With a bit of imagination, you can also do this edit by trimming. Take, for example, the age of 26. Trimming off 1 symbol, from the right, results in the age of 2.
After trimming, everyone of an age between 20-29 again falls into the same group. (Depending on the application, you can add another symbol after cutting, like a 0, but that doesn't change the effect.)
Hashing First
It is a different situation when you have an identifier of a person or person-related device, such as a phone number, IP-address, MAC-address, IMSI-number or something similar.
For example, through a trimmed IP-address you can still see which internet provider a person has or even sometimes in which area a person lives. In order to avoid inferences such as these, this type of data is often hashed.
Image of hashing phonenumbers
Also note that it often makes no difference to the possibility of singling out individuals whether identifiers themselves have meaning (IP-addresses, IMSI-numbers, MAC-addresses, etc.) or are meaningless (hash values, random numbers or symbol series, etc.).
Trimming Hashes
Hash values are not random, even if they look like they are. What also stands out is that they are made up of many symbols. In other words: there are a lot of possible hash values.
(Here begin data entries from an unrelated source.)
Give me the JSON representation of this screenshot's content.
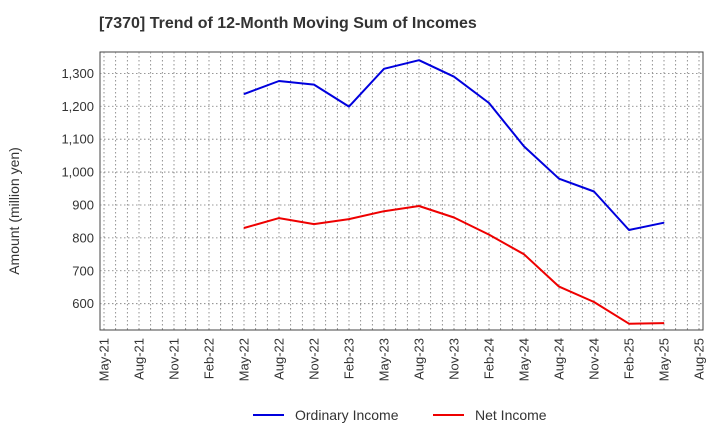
{
  "chart_data": {
    "type": "line",
    "title": "[7370]  Trend of 12-Month Moving Sum of Incomes",
    "xlabel": "",
    "ylabel": "Amount (million yen)",
    "ylim": [
      520,
      1365
    ],
    "yticks": [
      600,
      700,
      800,
      900,
      1000,
      1100,
      1200,
      1300
    ],
    "ytick_labels": [
      "600",
      "700",
      "800",
      "900",
      "1,000",
      "1,100",
      "1,200",
      "1,300"
    ],
    "x_tick_labels": [
      "May-21",
      "Aug-21",
      "Nov-21",
      "Feb-22",
      "May-22",
      "Aug-22",
      "Nov-22",
      "Feb-23",
      "May-23",
      "Aug-23",
      "Nov-23",
      "Feb-24",
      "May-24",
      "Aug-24",
      "Nov-24",
      "Feb-25",
      "May-25",
      "Aug-25"
    ],
    "grid": true,
    "legend_position": "bottom",
    "categories": [
      "May-22",
      "Aug-22",
      "Nov-22",
      "Feb-23",
      "May-23",
      "Aug-23",
      "Nov-23",
      "Feb-24",
      "May-24",
      "Aug-24",
      "Nov-24",
      "Feb-25",
      "May-25"
    ],
    "series": [
      {
        "name": "Ordinary Income",
        "color": "#0000dd",
        "values": [
          1237,
          1277,
          1266,
          1199,
          1314,
          1340,
          1290,
          1210,
          1078,
          980,
          941,
          824,
          846
        ]
      },
      {
        "name": "Net Income",
        "color": "#ee0000",
        "values": [
          830,
          860,
          842,
          857,
          881,
          897,
          862,
          810,
          750,
          652,
          605,
          539,
          541
        ]
      }
    ]
  }
}
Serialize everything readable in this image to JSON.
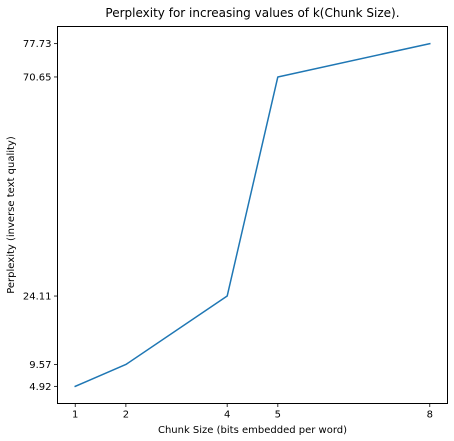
{
  "chart_data": {
    "type": "line",
    "title": "Perplexity for increasing values of k(Chunk Size).",
    "xlabel": "Chunk Size (bits embedded per word)",
    "ylabel": "Perplexity (inverse text quality)",
    "x": [
      1,
      2,
      4,
      5,
      8
    ],
    "series": [
      {
        "values": [
          4.92,
          9.57,
          24.11,
          70.65,
          77.73
        ]
      }
    ],
    "xticks": [
      1,
      2,
      4,
      5,
      8
    ],
    "xtick_labels": [
      "1",
      "2",
      "4",
      "5",
      "8"
    ],
    "yticks": [
      4.92,
      9.57,
      24.11,
      70.65,
      77.73
    ],
    "ytick_labels": [
      "4.92",
      "9.57",
      "24.11",
      "70.65",
      "77.73"
    ],
    "xlim": [
      0.65,
      8.35
    ],
    "ylim": [
      1.28,
      81.37
    ],
    "grid": false,
    "legend": false,
    "line_color": "#1f77b4"
  }
}
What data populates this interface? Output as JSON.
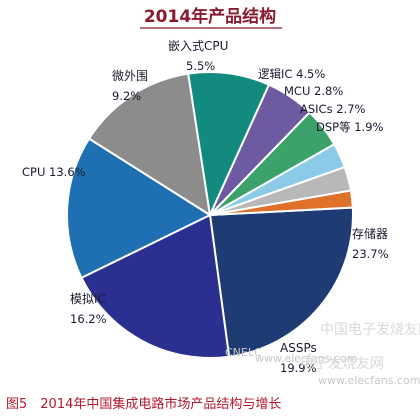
{
  "chart_data": {
    "type": "pie",
    "title": "2014年产品结构",
    "slices": [
      {
        "label": "存储器",
        "value": 23.7,
        "display": "23.7%",
        "color": "#1f3b73"
      },
      {
        "label": "ASSPs",
        "value": 19.9,
        "display": "19.9%",
        "color": "#2b2f8f"
      },
      {
        "label": "模拟IC",
        "value": 16.2,
        "display": "16.2%",
        "color": "#1f6fb3"
      },
      {
        "label": "CPU",
        "value": 13.6,
        "display": "13.6%",
        "color": "#8c8c8c"
      },
      {
        "label": "微外围",
        "value": 9.2,
        "display": "9.2%",
        "color": "#138a7e"
      },
      {
        "label": "嵌入式CPU",
        "value": 5.5,
        "display": "5.5%",
        "color": "#6e5aa0"
      },
      {
        "label": "逻辑IC",
        "value": 4.5,
        "display": "4.5%",
        "color": "#3aa26a"
      },
      {
        "label": "MCU",
        "value": 2.8,
        "display": "2.8%",
        "color": "#8ccbe8"
      },
      {
        "label": "ASICs",
        "value": 2.7,
        "display": "2.7%",
        "color": "#b8b8b8"
      },
      {
        "label": "DSP等",
        "value": 1.9,
        "display": "1.9%",
        "color": "#e0712b"
      }
    ]
  },
  "caption": "图5　2014年中国集成电路市场产品结构与增长",
  "watermarks": {
    "logo": "CNELC",
    "site_url": "www.elecfans.com",
    "site_cn": "中国电子发烧友网",
    "site_cn2": "电子发烧友网",
    "site_url2": "www.elecfans.com"
  }
}
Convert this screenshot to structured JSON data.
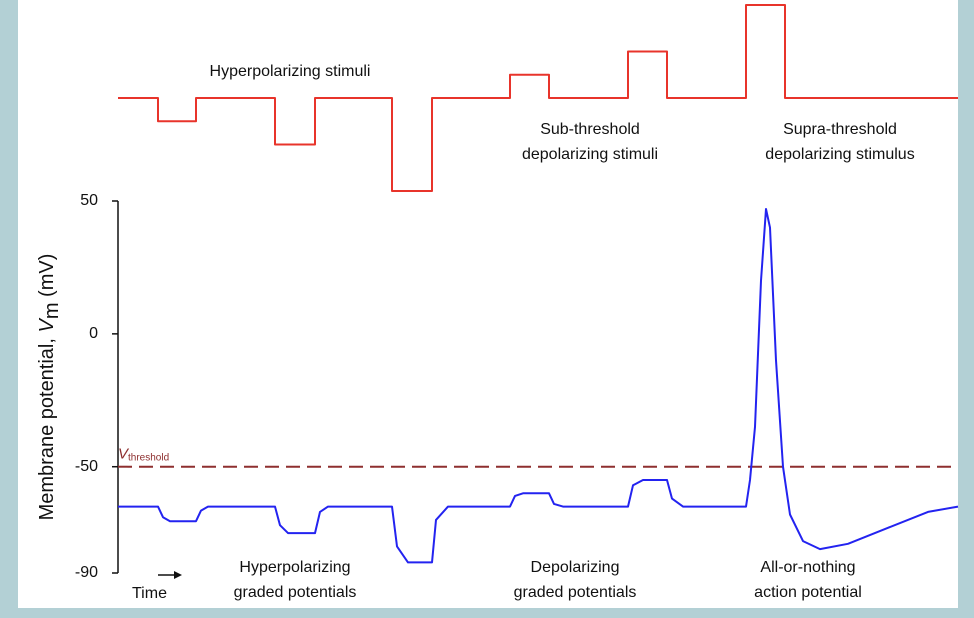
{
  "chart_data": [
    {
      "type": "line",
      "color": "#e8342b",
      "xlim": [
        0,
        840
      ],
      "ylim": [
        -4,
        4
      ],
      "x": [
        0,
        40,
        40,
        78,
        78,
        157,
        157,
        197,
        197,
        274,
        274,
        314,
        314,
        392,
        392,
        431,
        431,
        510,
        510,
        549,
        549,
        628,
        628,
        667,
        667,
        840
      ],
      "values": [
        0,
        0,
        -1,
        -1,
        0,
        0,
        -2,
        -2,
        0,
        0,
        -4,
        -4,
        0,
        0,
        1,
        1,
        0,
        0,
        2,
        2,
        0,
        0,
        4,
        4,
        0,
        0
      ],
      "annotations": [
        {
          "lines": [
            "Hyperpolarizing stimuli"
          ]
        },
        {
          "lines": [
            "Sub-threshold",
            "depolarizing stimuli"
          ]
        },
        {
          "lines": [
            "Supra-threshold",
            "depolarizing stimulus"
          ]
        }
      ]
    },
    {
      "type": "line",
      "color": "#2323f0",
      "xlim": [
        0,
        840
      ],
      "ylim": [
        -90,
        50
      ],
      "yticks": [
        -90,
        -50,
        0,
        50
      ],
      "ylabel": [
        "Membrane potential, ",
        "V",
        "m",
        " (mV)"
      ],
      "xlabel": "Time",
      "threshold": {
        "value": -50,
        "label": "V",
        "sub": "threshold",
        "color": "#8e2f2f"
      },
      "x": [
        0,
        40,
        45,
        52,
        78,
        83,
        90,
        157,
        162,
        170,
        197,
        202,
        210,
        274,
        279,
        290,
        314,
        318,
        330,
        392,
        397,
        405,
        431,
        436,
        445,
        510,
        515,
        525,
        549,
        554,
        565,
        628,
        632,
        637,
        643,
        648,
        652,
        658,
        665,
        672,
        685,
        702,
        730,
        770,
        810,
        840
      ],
      "values": [
        -65,
        -65,
        -69,
        -70.5,
        -70.5,
        -66.5,
        -65,
        -65,
        -72,
        -75,
        -75,
        -67,
        -65,
        -65,
        -80,
        -86,
        -86,
        -70,
        -65,
        -65,
        -61,
        -60,
        -60,
        -64,
        -65,
        -65,
        -57,
        -55,
        -55,
        -62,
        -65,
        -65,
        -55,
        -35,
        20,
        47,
        40,
        -10,
        -50,
        -68,
        -78,
        -81,
        -79,
        -73,
        -67,
        -65
      ],
      "annotations": [
        {
          "lines": [
            "Hyperpolarizing",
            "graded potentials"
          ]
        },
        {
          "lines": [
            "Depolarizing",
            "graded potentials"
          ]
        },
        {
          "lines": [
            "All-or-nothing",
            "action potential"
          ]
        }
      ]
    }
  ]
}
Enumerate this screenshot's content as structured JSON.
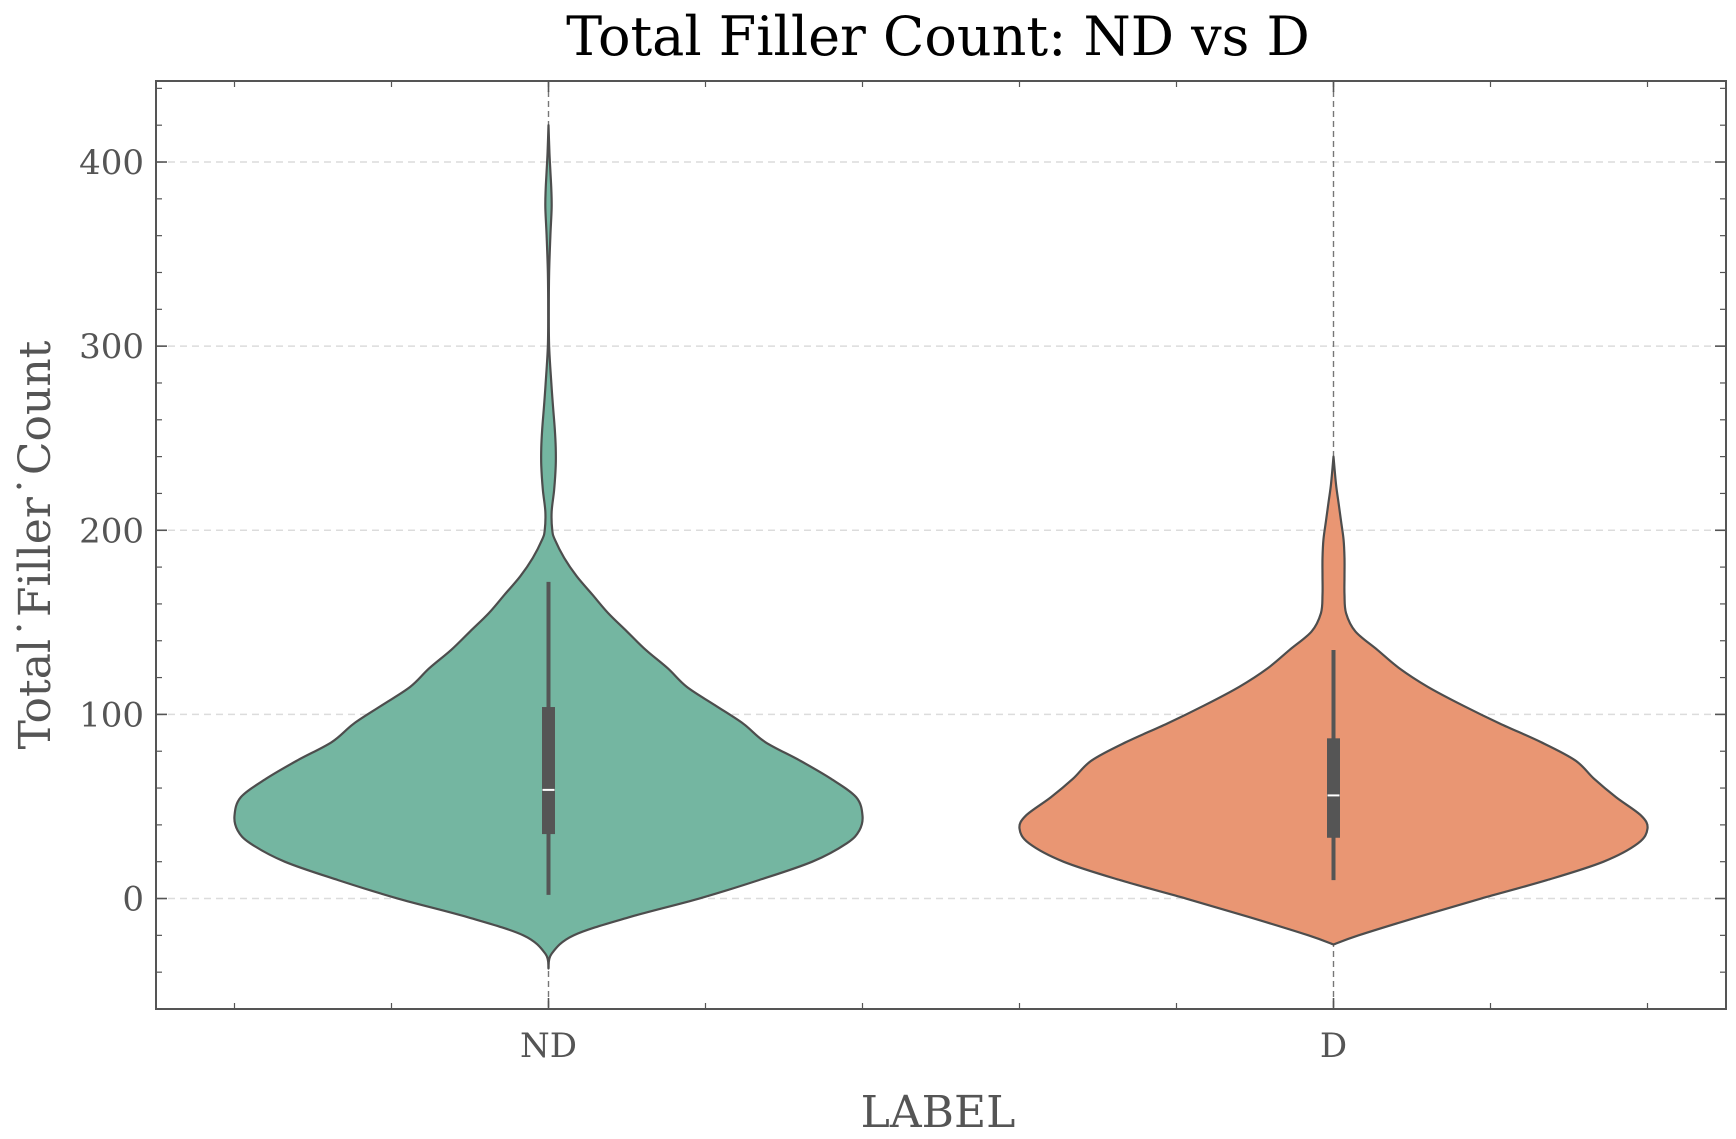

And that’s the pitfall too: although there are many possible outcomes, there is usually only a limited number of inputs. To put it a bit more formally: in practice, the range of the hash function is many times greater than the domain.
In total, about 54 million mobile phone numbers have been issued in the Netherlands. That sounds like a lot, but this is only a tiny fraction of the possible sha256-hashes. And that is where our intuition fails us.
By trimming 2 symbols off an unhashed phone number, groups of up to 100 phone numbers can be made. Depending on how many numbers are in the dataset, this might result in k > 1.
Further research will then have to be done to reveal whether trimming off 2 symbols is sufficient, or whether 3, 4 or even more need to be trimmed, possibly depending on the number sequence.
The situation after hashing is quite different. In this case each hash value is still unique, even after some symbols have been trimmed off.
Image of hashed phone numbers where some symbols have been trimmed off
But how much do you have to trim off to make hashed attribute groups? The answer depends on the dataset, but in many cases: almost all of it.
For example, take the first phone number from the figure above. Even though the first phone number only differs 1 digit from the second phone number, the hash values are completely different.
And if the entire dataset were to be similar to the 4 example phone numbers, it even becomes impossible to create groups by trimming off symbols from hashed phone numbers.
Therefore, the right question is not how much you have to trim off, but how much you can save.
Because what is the consequence of trimming too few symbols off of hashed attributes? A dataset that still contains personal data.
Insufficient trimming of hash values leaves unique identifiers. And thus, one cannot speak of anonymised data.